Binge drinking under-18s see surge in hospital admissions

Underage A&E admissions rise 35 per cent
Underage A&E admissions rise 35 per cent

The number of children drinking themselves into hospital has risen by more than a third since 2001, official figures show.

There has been a 35 per cent rise in the number of under-18s admitted to A&E after binge drinking, parliamentary questions by the Liberal Democrats revealed.

And the blanket figure masks "alarming regional differences," the Liberal Democrats claim, with an 80 per cent rise recorded in London and the south-west.

The figures include children with alcohol poisoning after binge drinking, as well as those with alcoholic liver disease and mental and behavioural disorders related to drinking.


Lib Dem health spokesman Norman Lamb argued more needed to be done to establish why children are drinking so much and why this varies around the country.

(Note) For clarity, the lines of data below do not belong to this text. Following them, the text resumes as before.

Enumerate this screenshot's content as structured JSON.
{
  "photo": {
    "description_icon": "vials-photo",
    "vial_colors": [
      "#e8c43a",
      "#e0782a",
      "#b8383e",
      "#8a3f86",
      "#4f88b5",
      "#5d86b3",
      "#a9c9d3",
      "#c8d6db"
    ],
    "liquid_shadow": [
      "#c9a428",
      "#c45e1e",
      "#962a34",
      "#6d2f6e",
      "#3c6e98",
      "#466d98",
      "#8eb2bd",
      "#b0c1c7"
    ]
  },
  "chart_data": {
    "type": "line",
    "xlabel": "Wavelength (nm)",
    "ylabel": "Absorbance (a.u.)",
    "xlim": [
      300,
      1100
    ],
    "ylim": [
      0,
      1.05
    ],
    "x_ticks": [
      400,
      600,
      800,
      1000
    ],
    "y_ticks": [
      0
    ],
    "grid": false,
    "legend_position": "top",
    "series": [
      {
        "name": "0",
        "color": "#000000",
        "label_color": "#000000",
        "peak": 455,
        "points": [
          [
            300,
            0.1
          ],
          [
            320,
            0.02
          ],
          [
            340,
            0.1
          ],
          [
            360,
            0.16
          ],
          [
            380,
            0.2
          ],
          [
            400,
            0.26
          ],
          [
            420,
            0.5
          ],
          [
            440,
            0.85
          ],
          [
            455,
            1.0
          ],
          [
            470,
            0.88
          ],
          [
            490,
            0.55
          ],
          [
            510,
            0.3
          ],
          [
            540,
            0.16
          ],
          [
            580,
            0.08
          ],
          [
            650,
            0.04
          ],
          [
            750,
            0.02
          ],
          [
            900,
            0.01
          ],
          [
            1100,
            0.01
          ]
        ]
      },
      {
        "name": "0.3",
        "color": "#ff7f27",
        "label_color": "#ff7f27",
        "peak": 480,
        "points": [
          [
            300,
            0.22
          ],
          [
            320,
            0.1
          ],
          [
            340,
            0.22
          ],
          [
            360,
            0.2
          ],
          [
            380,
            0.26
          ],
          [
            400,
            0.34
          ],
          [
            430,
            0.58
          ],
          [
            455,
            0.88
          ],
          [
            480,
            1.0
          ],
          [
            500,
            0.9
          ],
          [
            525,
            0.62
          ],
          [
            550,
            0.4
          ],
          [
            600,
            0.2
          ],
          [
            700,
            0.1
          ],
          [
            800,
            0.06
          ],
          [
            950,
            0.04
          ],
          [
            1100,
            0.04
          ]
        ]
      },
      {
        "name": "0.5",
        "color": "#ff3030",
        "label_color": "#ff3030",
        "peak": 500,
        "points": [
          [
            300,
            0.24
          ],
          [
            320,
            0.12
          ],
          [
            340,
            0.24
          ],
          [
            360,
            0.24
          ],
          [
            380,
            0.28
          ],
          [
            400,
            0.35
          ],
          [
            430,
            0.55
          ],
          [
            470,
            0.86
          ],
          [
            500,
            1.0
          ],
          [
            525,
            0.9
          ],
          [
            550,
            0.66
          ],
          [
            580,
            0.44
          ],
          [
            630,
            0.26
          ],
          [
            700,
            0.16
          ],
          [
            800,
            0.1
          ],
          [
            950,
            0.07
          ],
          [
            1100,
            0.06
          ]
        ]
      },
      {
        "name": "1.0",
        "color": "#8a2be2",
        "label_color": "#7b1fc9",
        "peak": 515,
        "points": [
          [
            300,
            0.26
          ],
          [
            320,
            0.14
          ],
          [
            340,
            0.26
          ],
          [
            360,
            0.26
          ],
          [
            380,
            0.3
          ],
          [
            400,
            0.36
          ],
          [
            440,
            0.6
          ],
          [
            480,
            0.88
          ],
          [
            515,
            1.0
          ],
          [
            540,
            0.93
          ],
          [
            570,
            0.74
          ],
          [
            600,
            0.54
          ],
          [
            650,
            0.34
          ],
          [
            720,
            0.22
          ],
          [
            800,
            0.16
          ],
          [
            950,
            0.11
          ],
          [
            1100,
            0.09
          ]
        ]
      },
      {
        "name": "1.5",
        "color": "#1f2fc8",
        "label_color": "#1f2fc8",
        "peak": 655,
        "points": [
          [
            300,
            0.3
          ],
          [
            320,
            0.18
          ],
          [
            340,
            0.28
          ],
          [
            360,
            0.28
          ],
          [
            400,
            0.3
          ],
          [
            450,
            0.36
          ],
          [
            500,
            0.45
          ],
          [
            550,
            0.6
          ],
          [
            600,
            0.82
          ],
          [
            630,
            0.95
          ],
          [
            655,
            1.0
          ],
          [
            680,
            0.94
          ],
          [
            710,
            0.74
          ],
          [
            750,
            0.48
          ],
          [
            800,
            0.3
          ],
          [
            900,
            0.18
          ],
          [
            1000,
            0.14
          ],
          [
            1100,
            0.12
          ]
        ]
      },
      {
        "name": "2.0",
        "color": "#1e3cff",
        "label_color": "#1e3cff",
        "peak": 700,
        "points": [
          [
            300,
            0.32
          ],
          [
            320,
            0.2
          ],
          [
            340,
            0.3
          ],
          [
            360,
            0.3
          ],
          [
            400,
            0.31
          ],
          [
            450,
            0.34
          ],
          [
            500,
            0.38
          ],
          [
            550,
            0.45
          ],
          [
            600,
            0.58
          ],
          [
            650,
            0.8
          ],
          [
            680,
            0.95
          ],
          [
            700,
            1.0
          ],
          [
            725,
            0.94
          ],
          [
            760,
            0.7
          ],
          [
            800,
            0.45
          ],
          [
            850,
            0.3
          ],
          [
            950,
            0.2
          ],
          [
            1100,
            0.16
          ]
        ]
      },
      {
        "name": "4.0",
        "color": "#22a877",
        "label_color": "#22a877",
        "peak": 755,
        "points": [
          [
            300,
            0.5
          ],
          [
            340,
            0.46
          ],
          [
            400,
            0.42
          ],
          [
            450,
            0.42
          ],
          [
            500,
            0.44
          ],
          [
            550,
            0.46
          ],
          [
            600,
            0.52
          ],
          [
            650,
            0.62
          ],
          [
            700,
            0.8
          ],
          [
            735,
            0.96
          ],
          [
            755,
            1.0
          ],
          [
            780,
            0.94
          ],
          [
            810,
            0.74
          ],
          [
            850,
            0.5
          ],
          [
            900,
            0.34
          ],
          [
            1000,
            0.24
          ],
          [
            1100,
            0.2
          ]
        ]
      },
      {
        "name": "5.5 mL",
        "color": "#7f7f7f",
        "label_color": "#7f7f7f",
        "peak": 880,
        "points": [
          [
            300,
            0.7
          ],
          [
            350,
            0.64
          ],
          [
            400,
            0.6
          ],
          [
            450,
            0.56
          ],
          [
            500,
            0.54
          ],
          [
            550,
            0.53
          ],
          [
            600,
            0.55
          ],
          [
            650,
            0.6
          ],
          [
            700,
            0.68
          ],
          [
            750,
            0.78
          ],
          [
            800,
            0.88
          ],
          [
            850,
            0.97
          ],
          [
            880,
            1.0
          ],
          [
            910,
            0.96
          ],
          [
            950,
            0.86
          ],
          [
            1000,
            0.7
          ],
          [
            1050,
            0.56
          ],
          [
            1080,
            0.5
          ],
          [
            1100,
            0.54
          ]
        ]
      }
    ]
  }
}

He said: "Gordon Brown talks about health prevention being important, but what is he doing to tackle the shocking rise in binge drinking amongst our young people?

"This is a dangerously escalating public health crisis with often tragic consequences."

Mr Lamb continued: "As well as being illegal, it is grossly irresponsible for pubs and shops to sell alcohol to underage young people.

"Existing laws in this area need to be enforced and we must also look at the sale of cheap alcohol in supermarkets which contributes to the problem."

Last week the home secretary announced a new crackdown on underage drinking, promising stricter enforcement of existing laws and more measures to hold parents responsible for their children's behaviour.